The discussions of potential methodological shifts resulting from metadata, tagging, and most simply computer-readable text were particularly interesting to me. I’m fascinated by language and linguistic patters and keyword searches could simplify my research. Since my previous work quantitatively analyzed rhetorical and voting patterns, I had to physically read and track keywords in the Congressional Record, the Public Papers of the President, and major newspapers. Midway through an early version of this project, I tried using digital search engines, but found that they rarely turned up articles and quotes that I knew existed. Consequently, I still don’t trust keyword searches for my research.
However, I will be the first to admit that such searches are excellent exploratory tools.
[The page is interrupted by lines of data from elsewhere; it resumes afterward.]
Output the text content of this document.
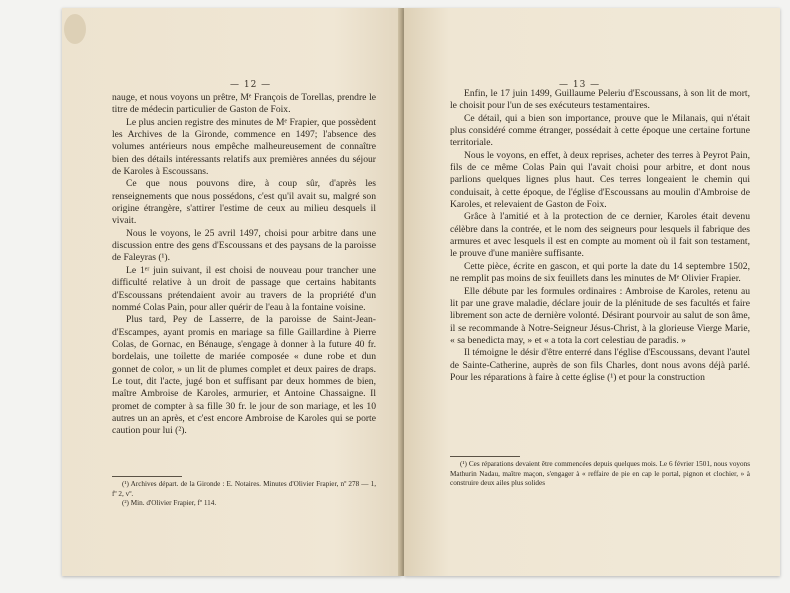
— 12 —

nauge, et nous voyons un prêtre, Mᵉ François de Torellas, prendre le titre de médecin particulier de Gaston de Foix.

Le plus ancien registre des minutes de Mᵉ Frapier, que possèdent les Archives de la Gironde, commence en 1497; l'absence des volumes antérieurs nous empêche malheureusement de connaître bien des détails intéressants relatifs aux premières années du séjour de Karoles à Escoussans.

Ce que nous pouvons dire, à coup sûr, d'après les renseignements que nous possédons, c'est qu'il avait su, malgré son origine étrangère, s'attirer l'estime de ceux au milieu desquels il vivait.

Nous le voyons, le 25 avril 1497, choisi pour arbitre dans une discussion entre des gens d'Escoussans et des paysans de la paroisse de Faleyras (¹).

Le 1ᵉʳ juin suivant, il est choisi de nouveau pour trancher une difficulté relative à un droit de passage que certains habitants d'Escoussans prétendaient avoir au travers de la propriété d'un nommé Colas Pain, pour aller quérir de l'eau à la fontaine voisine.

Plus tard, Pey de Lasserre, de la paroisse de Saint-Jean-d'Escampes, ayant promis en mariage sa fille Gaillardine à Pierre Colas, de Gornac, en Bénauge, s'engage à donner à la future 40 fr. bordelais, une toilette de mariée composée « dune robe et dun gonnet de color, » un lit de plumes complet et deux paires de draps. Le tout, dit l'acte, jugé bon et suffisant par deux hommes de bien, maître Ambroise de Karoles, armurier, et Antoine Chassaigne. Il promet de compter à sa fille 30 fr. le jour de son mariage, et les 10 autres un an après, et c'est encore Ambroise de Karoles qui se porte caution pour lui (²).

(¹) Archives départ. de la Gironde : E. Notaires. Minutes d'Olivier Frapier, nº 278 — 1, fº 2, vº.

(²) Min. d'Olivier Frapier, fº 114.

— 13 —

Enfin, le 17 juin 1499, Guillaume Peleriu d'Escoussans, à son lit de mort, le choisit pour l'un de ses exécuteurs testamentaires.

Ce détail, qui a bien son importance, prouve que le Milanais, qui n'était plus considéré comme étranger, possédait à cette époque une certaine fortune territoriale.

Nous le voyons, en effet, à deux reprises, acheter des terres à Peyrot Pain, fils de ce même Colas Pain qui l'avait choisi pour arbitre, et dont nous parlions quelques lignes plus haut. Ces terres longeaient le chemin qui conduisait, à cette époque, de l'église d'Escoussans au moulin d'Ambroise de Karoles, et relevaient de Gaston de Foix.

Grâce à l'amitié et à la protection de ce dernier, Karoles était devenu célèbre dans la contrée, et le nom des seigneurs pour lesquels il fabrique des armures et avec lesquels il est en compte au moment où il fait son testament, le prouve d'une manière suffisante.

Cette pièce, écrite en gascon, et qui porte la date du 14 septembre 1502, ne remplit pas moins de six feuillets dans les minutes de Mᵉ Olivier Frapier.

Elle débute par les formules ordinaires : Ambroise de Karoles, retenu au lit par une grave maladie, déclare jouir de la plénitude de ses facultés et faire librement son acte de dernière volonté. Désirant pourvoir au salut de son âme, il se recommande à Notre-Seigneur Jésus-Christ, à la glorieuse Vierge Marie, « sa benedicta may, » et « a tota la cort celestiau de paradis. »

Il témoigne le désir d'être enterré dans l'église d'Escoussans, devant l'autel de Sainte-Catherine, auprès de son fils Charles, dont nous avons déjà parlé. Pour les réparations à faire à cette église (¹) et pour la construction

(¹) Ces réparations devaient être commencées depuis quelques mois. Le 6 février 1501, nous voyons Mathurin Nadau, maître maçon, s'engager à « reffaire de pie en cap le portal, pignon et clochier, » à construire deux ailes plus solides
If nothing results from a particular keyword search, it is unlikely that the search engine missed a treasure trove of information. However, the chapter’s discussion of metadata pros and cons, while intriguing, gave me even more reasons not to trust keyword searches for my work. But, better understanding of the process has helped me to understand why and how keyword searches did not work for my earlier work and how they may work in future projects.
So, I’m curious. How much do you trust keyword searches? When do you use them in your research? If you’re interested in creating a digital archive, which metadata option(s) do you think will best fit your project. As a linguistically-inclined historian, I’d love to have both fully searchable typed texts AND page scans with exhaustiive keywords. But, I knew that’s too much to expect of small projects with limited resources. I’m still not sure what trade-off I’d make in their shoes.
I usually trust keyword searches, but have had similar experiences to the one you describe with knowing that a phrase exists in the material but not being able to bring up the passage in a search. I think you sometimes have to jump through some hoops to make a search work, but there are times that you simply cannot read the entire book again to find the quote you’re looking for. So I may not fully trust keyword searches but they can be helpful in saving time most of the time.
Comment by Rod — February 7, 2006 @ 12:14 am
To me, the *really* tricky question comes up when you start wanting to do powerful things beyond raw pattern matching (finding a given set of characters in the broader mass of texts); for example, if you wanted to be able to search an individual’s correspondence for keywords that appear in letters to a specific person, you’d have to have tagged each letter with a bit of metadata that details its recipient…to do the really powerful stuff, raw digitization is just the beginning…
Comment by Josh — February 7, 2006 @ 1:24 pm
Keyword searches generally work for me, as long as I enter the correct search term. This is where the idea of knowing the historical terms would come in handy. I keep running into this problem for my own research, and have subsequently begun a list of words that I need to try searching with later.
Comment by Linda — February 7, 2006 @ 3:37 pm